This year I’m doing something different with my blog. I am using it as a gathering place for reading and reflecting on the Book of Psalms as a virtual collective. If you have been a previous follower you are invited to be part of this collective experiment. If you received an invitation to participate and you accepted the invitation, welcome to my website; feel free to browse previous posts on various topics. If you happened upon the site, welcome to you also! A reading schedule for the year is available when you click the “Psalms Project” tab above.

I have always liked the psalms but my appreciation intensified one spring when I participated in a monastic pilgrimage for two weeks and realized that monks recite the psalms every day, often going through the entire collection in a month. That same fall [2009] I was asked to teach a course on the Psalms and I have been teaching it ever since, even though I am not a biblical scholar. My approach is from the perspective of one who teaches spiritual formation courses. Indeed, the Psalms have been part of the spiritual expression and formation of God’s people for millennia!

In preparation for teaching I read through the Psalms in a different version each summer. It is fine for the Psalms to be used like this in private reading but they were originally composed, collected, revised, and utilized primarily by and for community. This project began a few years ago with a dream to write a yearly devotional book on the Psalms that could be used for “personal devotions” but again I was reminded of what I keep repeating every year in my class: “all psalms have their origin in the worshiping community of ancient Israel” and “are meant to be experienced in community.” I have also become increasingly aware of how the singular voices of educated, white, middle-aged men—that would be me—have dominated the field of theology and spirituality for the entire history of Christianity. If this is to change—and I think it should—my role needs to shift from speaking to facilitating the voices of others. I hope that my fifty odd posts will be outnumbered by the collective voices of 35+ participants [So far almost 2/3 of the participants are women, about 1/3 are under 30, a few are over 65, and a few are people of colour]. We have the communal experience of the Psalms in my classes for a semester but there is something unique about a calendar year and with the magic of the internet we can create a virtual monastic community to reflect on the Psalms for one year. Reading will begin in private but hopefully by knowing that a few dozen others are doing the same thing and by posting thoughts occasionally on the website, it will become a collective reading and reflection.

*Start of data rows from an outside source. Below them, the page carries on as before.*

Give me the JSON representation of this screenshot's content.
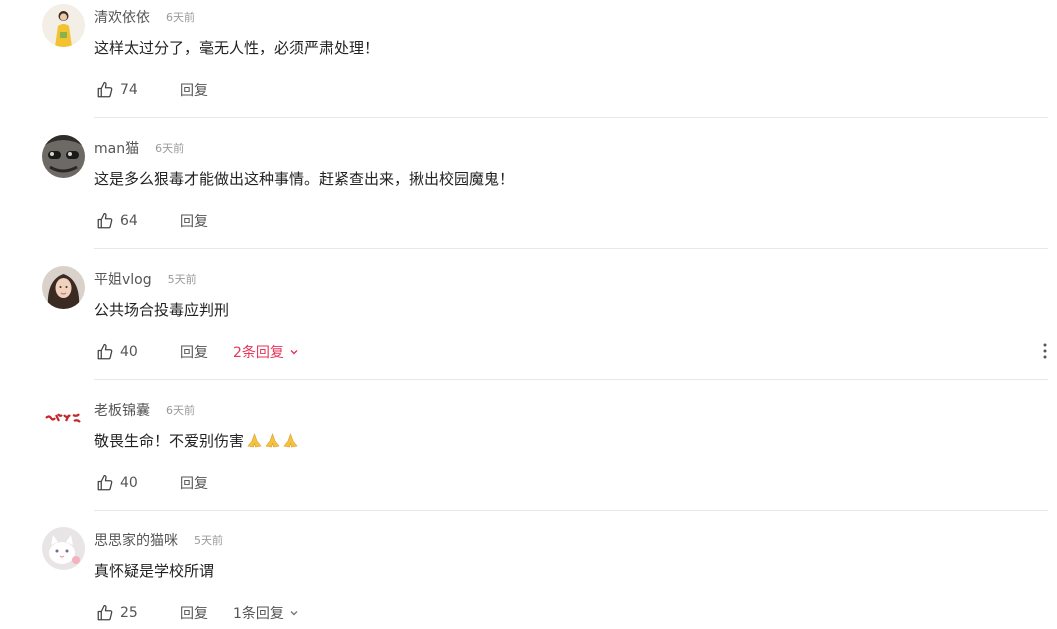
{
  "comments": [
    {
      "username": "清欢依依",
      "time": "6天前",
      "text": "这样太过分了，毫无人性，必须严肃处理！",
      "likes": "74",
      "reply_label": "回复",
      "avatar_icon": "avatar-yellow-dress-woman"
    },
    {
      "username": "man猫",
      "time": "6天前",
      "text": "这是多么狠毒才能做出这种事情。赶紧查出来，揪出校园魔鬼！",
      "likes": "64",
      "reply_label": "回复",
      "avatar_icon": "avatar-sunglasses-man"
    },
    {
      "username": "平姐vlog",
      "time": "5天前",
      "text": "公共场合投毒应判刑",
      "likes": "40",
      "reply_label": "回复",
      "replies_label": "2条回复",
      "replies_color": "#e6365a",
      "avatar_icon": "avatar-woman-portrait"
    },
    {
      "username": "老板锦囊",
      "time": "6天前",
      "text": "敬畏生命！不爱别伤害",
      "emoji": [
        "pray-icon",
        "pray-icon",
        "pray-icon"
      ],
      "likes": "40",
      "reply_label": "回复",
      "avatar_icon": "avatar-red-calligraphy-logo"
    },
    {
      "username": "思思家的猫咪",
      "time": "5天前",
      "text": "真怀疑是学校所谓",
      "likes": "25",
      "reply_label": "回复",
      "replies_label": "1条回复",
      "replies_color": "#555555",
      "avatar_icon": "avatar-white-cat"
    }
  ],
  "colors": {
    "text": "#222222",
    "secondary": "#555555",
    "muted": "#9a9a9a",
    "accent": "#e6365a",
    "divider": "#e8e8e8"
  },
  "icons": {
    "like": "thumbs-up-icon",
    "expand": "chevron-down-icon",
    "more": "more-vertical-icon"
  }
}
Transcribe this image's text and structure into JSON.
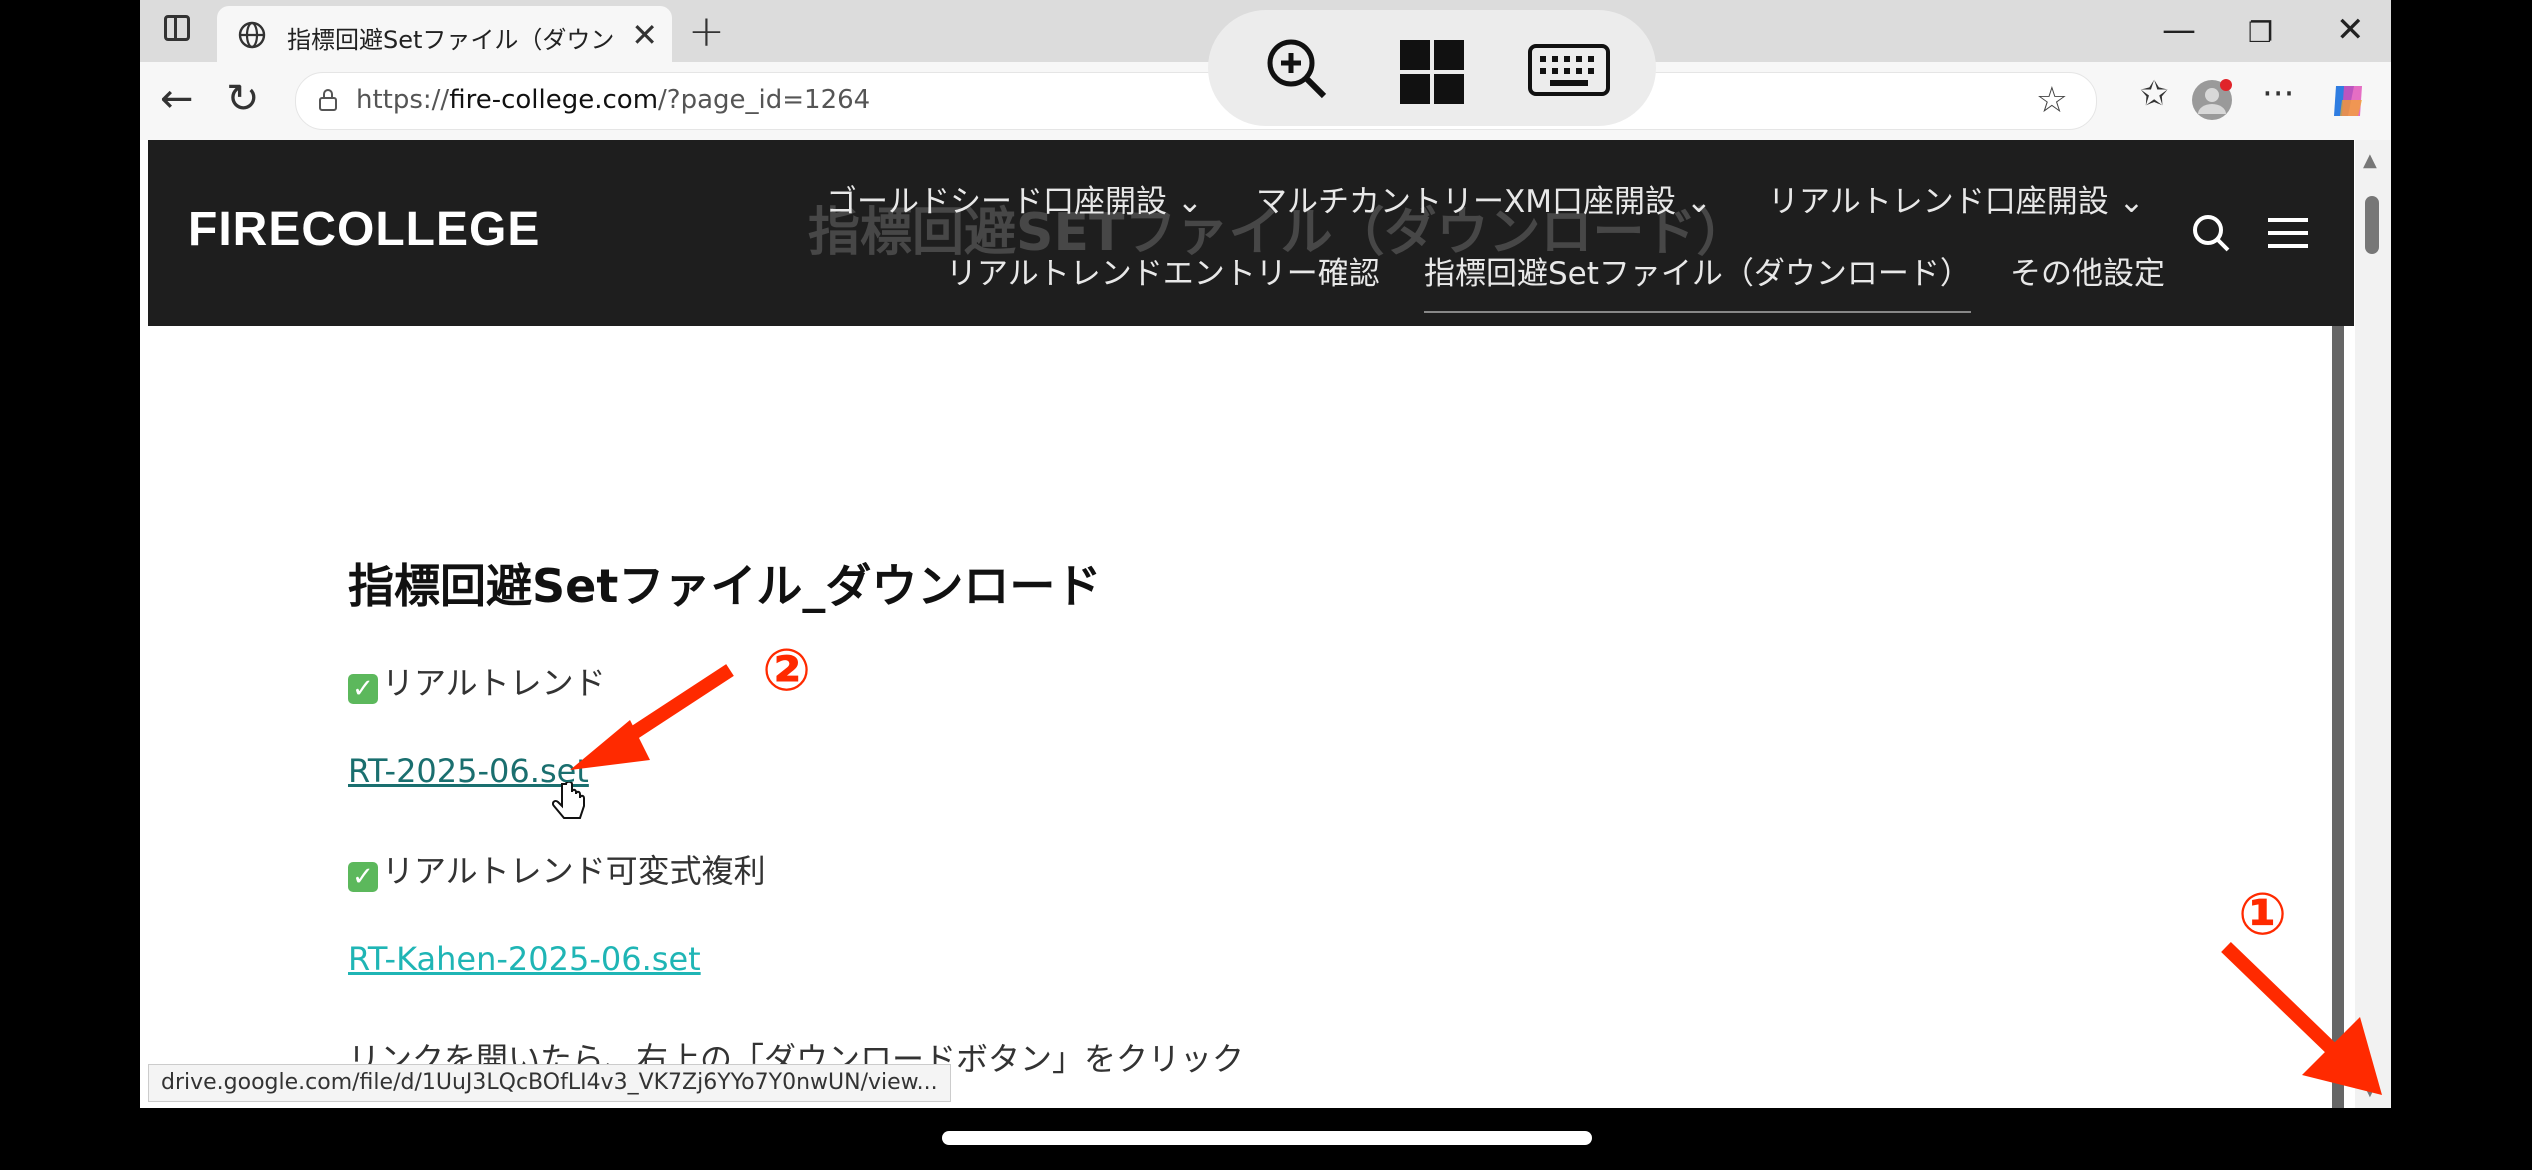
{
  "tab": {
    "title": "指標回避Setファイル（ダウンロード）"
  },
  "address": {
    "prefix": "https://",
    "domain": "fire-college.com",
    "path": "/?page_id=1264"
  },
  "site": {
    "logo": "FIRECOLLEGE",
    "ghost_title": "指標回避SETファイル（ダウンロード）",
    "menu": [
      "ゴールドシード口座開設 ⌄",
      "マルチカントリーXM口座開設 ⌄",
      "リアルトレンド口座開設 ⌄",
      "リアルトレンドエントリー確認",
      "指標回避Setファイル（ダウンロード）",
      "その他設定"
    ]
  },
  "article": {
    "heading": "指標回避Setファイル_ダウンロード",
    "section1": "リアルトレンド",
    "link1": "RT-2025-06.set",
    "section2": "リアルトレンド可変式複利",
    "link2": "RT-Kahen-2025-06.set",
    "note": "リンクを開いたら、右上の「ダウンロードボタン」をクリック"
  },
  "status_url": "drive.google.com/file/d/1UuJ3LQcBOfLI4v3_VK7Zj6YYo7Y0nwUN/view...",
  "annotations": {
    "one": "①",
    "two": "②"
  },
  "colors": {
    "header_bg": "#1e1e1e",
    "link1": "#1a6f6f",
    "link2": "#1fb5b5",
    "arrow": "#ff2a00"
  }
}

A very brief history of the Psalms is in order before we begin our journey. The psalm tradition probably began with David’s capture of Jerusalem in 1000 BCE but the golden age of psalm use was after the temple had been built by King Solomon. I will say more about authorship in a later post but for now just note that the Psalms were NOT written by David on a lonely hillside while tending his sheep and strumming his harp! The Psalms were spoken collectively, written down, used and collected, then arranged and rearranged and rewritten over hundreds of years! With the rebuilding of the temple under the Persians, the worship in the temple and the use of the psalms was revived. It is probably during this time [400-200 BCE] that the Book of Psalms as a collection began to take shape. The destruction of the temple in 70 CE ended the ancient psalmic tradition. The context of the Psalms was the messy ordinary life of the Hebrew people who were worried about dangers and droughts and were happy over peace and prosperity. This is human life on our planet, and that is why the Psalms continue to express our own cries today.